What could be causing this?
I have one suspect:
I have one folder which is VERY big (more than a million files, >100GB).
I have seen this before, that while scanning this folder syncthing stopped working. My guess would be that there is some kind of is-alive-check of the system to verify that the service is still running, but probably when the scan takes too long it is not responding or not generating a heartbeat or whatever triggers the is-alive-check. Thus the service is killed.
When i paused this particular folder the service survived.
When i first paused it until al other folders were scanned (after restart) and then activated it, syncthing would also survive.
Anyway … it seems connected. (But of course this could be coincidence as well …)
I actually had a similar problem with the 32bit dev-build (from another ticket) on my windows machine this morning. There was a popup from windows saying syncthing had a memory problem. Didn’t think about it more though. But synchting was using almost 1GB of RAM at that time.
Could you add a proper error-message in that case so it’s easy to understand?
Is there any way to work around this? I mean the machine is 32bit with low RAM, can’t change that. Maybe could you optimize / reduce the memory-usage?
If it dies due to failure to allocate there is a very verbose panic message, I just it just wasn’t captured by systemd or you didn’t see it. If it gets killed by Linux due to OOM, there is no chance to emit a message.

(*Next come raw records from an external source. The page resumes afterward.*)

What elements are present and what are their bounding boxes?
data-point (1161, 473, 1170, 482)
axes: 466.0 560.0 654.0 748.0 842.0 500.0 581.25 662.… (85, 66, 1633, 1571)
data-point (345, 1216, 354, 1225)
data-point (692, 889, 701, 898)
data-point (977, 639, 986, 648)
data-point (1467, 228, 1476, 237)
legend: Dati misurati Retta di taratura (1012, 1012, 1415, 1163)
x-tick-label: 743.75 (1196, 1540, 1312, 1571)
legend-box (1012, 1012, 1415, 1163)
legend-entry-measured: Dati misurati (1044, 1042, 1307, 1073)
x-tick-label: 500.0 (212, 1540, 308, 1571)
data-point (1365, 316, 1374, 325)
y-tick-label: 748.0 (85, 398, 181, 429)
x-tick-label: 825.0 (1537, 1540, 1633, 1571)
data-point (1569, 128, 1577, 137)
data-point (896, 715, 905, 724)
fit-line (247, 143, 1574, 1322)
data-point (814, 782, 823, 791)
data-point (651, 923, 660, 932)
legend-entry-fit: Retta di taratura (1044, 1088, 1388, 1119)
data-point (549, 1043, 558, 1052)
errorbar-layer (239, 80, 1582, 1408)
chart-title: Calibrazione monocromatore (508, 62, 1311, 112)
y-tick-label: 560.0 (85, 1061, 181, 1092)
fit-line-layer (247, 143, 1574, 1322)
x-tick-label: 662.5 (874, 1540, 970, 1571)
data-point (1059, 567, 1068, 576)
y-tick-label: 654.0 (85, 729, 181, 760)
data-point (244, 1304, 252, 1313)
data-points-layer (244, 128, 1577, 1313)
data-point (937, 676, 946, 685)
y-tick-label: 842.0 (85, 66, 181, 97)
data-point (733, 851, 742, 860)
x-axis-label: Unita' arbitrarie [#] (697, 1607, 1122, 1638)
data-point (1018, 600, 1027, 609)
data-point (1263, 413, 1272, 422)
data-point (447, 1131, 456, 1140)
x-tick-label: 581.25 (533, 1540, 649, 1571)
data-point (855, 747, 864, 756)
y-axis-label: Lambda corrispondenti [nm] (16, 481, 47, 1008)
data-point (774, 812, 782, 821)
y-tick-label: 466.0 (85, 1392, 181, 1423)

The dmesg log will have a message from the kernel about it.
Generally speaking it’s fairly optimized as is. The known exceptions are very large files (which soon will be better with variable block size) and large folders where a lot has changed (because all of the changed files get queued).
[998745.207835] Out of memory: Kill process 21850 (syncthing) score 826 or sacrifice child
[998745.207975] Killed process 21850 (syncthing) total-vm:1340936kB, anon-rss:856940kB, file-rss:0kB, shmem-rss:0k
Would it make sense to use a disk-spilling queue in both scanner and puller? Scanner is a bit more problematic as we store a file info (without block though), not just file name. It seems pretty doable to use an adjusted version of the index sorter for this. It’s not the nicest solution considering the disk io discussions going on, but better than OOM crashes and short of walking the folders twice, I don’t see a possibility to have progress updates without intermediately storing files to be processed. I’d definitely propose to use some heuristic criterion for spilling, not a fixed max size, to prevent spilling on systems that can take the memory spike.